– Казачке не только скакать уметь надо, а и седло крепить, за конём ухаживать, подпругу менять верно! Вот этим, Варвара Николаевна, мы и займёмся с вами сейчас!
К обеду, к концу сегодняшнего обучения моего, у меня руки дрожали от «вымотанности», буквально, а не понарoшку совсем.
– Всё, не желаю больше казачкой быть! – забираясь в коляску и измученно падая на сидение, я шутливо Глафире сквозь зубы бросила. – Совсем сил моих не осталося!
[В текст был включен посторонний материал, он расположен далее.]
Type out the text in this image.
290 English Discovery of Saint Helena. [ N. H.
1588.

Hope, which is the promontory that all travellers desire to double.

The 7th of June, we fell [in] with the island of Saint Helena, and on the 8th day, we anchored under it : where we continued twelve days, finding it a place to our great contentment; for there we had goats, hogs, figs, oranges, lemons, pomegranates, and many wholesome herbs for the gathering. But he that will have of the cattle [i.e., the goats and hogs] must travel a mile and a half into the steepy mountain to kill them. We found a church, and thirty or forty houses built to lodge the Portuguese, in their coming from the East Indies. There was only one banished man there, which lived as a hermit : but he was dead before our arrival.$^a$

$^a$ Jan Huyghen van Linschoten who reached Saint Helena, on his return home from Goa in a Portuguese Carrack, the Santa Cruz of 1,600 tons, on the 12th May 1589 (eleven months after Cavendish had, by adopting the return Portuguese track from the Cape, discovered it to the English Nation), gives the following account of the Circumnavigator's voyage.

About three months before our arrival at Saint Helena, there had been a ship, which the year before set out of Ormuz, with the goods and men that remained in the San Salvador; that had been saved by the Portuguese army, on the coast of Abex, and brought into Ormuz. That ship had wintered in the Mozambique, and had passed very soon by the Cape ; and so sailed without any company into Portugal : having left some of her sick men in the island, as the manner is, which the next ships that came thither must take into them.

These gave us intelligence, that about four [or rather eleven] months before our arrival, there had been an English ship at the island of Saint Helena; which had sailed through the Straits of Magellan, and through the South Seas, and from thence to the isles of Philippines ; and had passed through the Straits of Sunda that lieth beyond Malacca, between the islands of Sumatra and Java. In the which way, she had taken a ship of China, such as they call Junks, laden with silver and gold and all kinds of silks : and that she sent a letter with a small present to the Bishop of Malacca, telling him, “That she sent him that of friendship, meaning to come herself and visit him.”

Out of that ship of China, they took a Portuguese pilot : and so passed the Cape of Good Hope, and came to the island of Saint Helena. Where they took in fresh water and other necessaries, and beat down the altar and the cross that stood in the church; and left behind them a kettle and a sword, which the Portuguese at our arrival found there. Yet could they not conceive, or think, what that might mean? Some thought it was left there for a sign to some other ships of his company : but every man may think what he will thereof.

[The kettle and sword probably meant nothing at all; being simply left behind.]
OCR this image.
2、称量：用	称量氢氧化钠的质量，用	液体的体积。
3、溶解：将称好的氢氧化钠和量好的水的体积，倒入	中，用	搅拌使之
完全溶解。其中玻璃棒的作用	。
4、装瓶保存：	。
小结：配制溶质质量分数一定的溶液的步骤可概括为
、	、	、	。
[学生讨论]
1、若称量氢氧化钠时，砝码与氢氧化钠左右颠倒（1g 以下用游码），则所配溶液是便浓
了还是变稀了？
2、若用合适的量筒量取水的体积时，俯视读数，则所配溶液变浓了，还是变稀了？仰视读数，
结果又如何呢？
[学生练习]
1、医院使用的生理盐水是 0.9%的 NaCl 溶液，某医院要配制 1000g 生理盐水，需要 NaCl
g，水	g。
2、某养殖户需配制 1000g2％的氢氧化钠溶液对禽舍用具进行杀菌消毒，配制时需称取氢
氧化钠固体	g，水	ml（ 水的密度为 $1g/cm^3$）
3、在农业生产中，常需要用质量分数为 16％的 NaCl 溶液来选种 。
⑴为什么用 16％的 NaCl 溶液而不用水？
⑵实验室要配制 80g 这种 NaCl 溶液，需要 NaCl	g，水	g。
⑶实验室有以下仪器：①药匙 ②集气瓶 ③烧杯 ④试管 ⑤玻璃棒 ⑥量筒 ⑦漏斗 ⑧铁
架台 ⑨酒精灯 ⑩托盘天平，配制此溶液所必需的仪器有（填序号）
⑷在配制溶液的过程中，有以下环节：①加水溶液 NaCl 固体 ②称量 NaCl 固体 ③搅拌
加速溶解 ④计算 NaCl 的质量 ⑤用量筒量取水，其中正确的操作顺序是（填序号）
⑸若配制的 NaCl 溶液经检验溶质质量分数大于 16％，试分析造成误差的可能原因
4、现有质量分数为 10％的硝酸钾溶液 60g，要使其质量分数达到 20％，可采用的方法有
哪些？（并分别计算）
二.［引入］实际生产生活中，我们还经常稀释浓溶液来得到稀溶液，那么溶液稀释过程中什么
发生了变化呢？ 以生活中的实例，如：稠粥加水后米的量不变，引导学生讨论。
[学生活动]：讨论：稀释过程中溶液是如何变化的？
Если с простой езде обучением так вымотал он меня,то как же хорошо несчастную жёнушку в постели измучить сможет!
От моих слов она стыдливо зарделась даже. Я оглянулась и за собой Степана увидела. Теперь уже самой краснеть пришлось.
– А язвительная вы, оказывается, – беззлобно рассмеялся он.
Возвращаться мы другой дорогой стали. По станице он нас прокатить решил. Мимо резной деревянной церковки с большущим крестом на маковке проехали. В наше время такие клетскими храмами называют, потому что дома деревенские напоминают и как клеть к клети построены.
– Красивая церкoвь, – я вслух констатировала. - А службы в ней проводятся? - внимание Степана привлекла.
– Хороший батюшка у нас, - он сказал. – И отпевает, и венчает, службы проводит все, как и завсегда задушевно поговорить с ним можно, никому не отказывает,и безродному и безбожному самому…
– Ага, – вместо меня Глафира отозвалась. - Схoдить бы туда мне надобно…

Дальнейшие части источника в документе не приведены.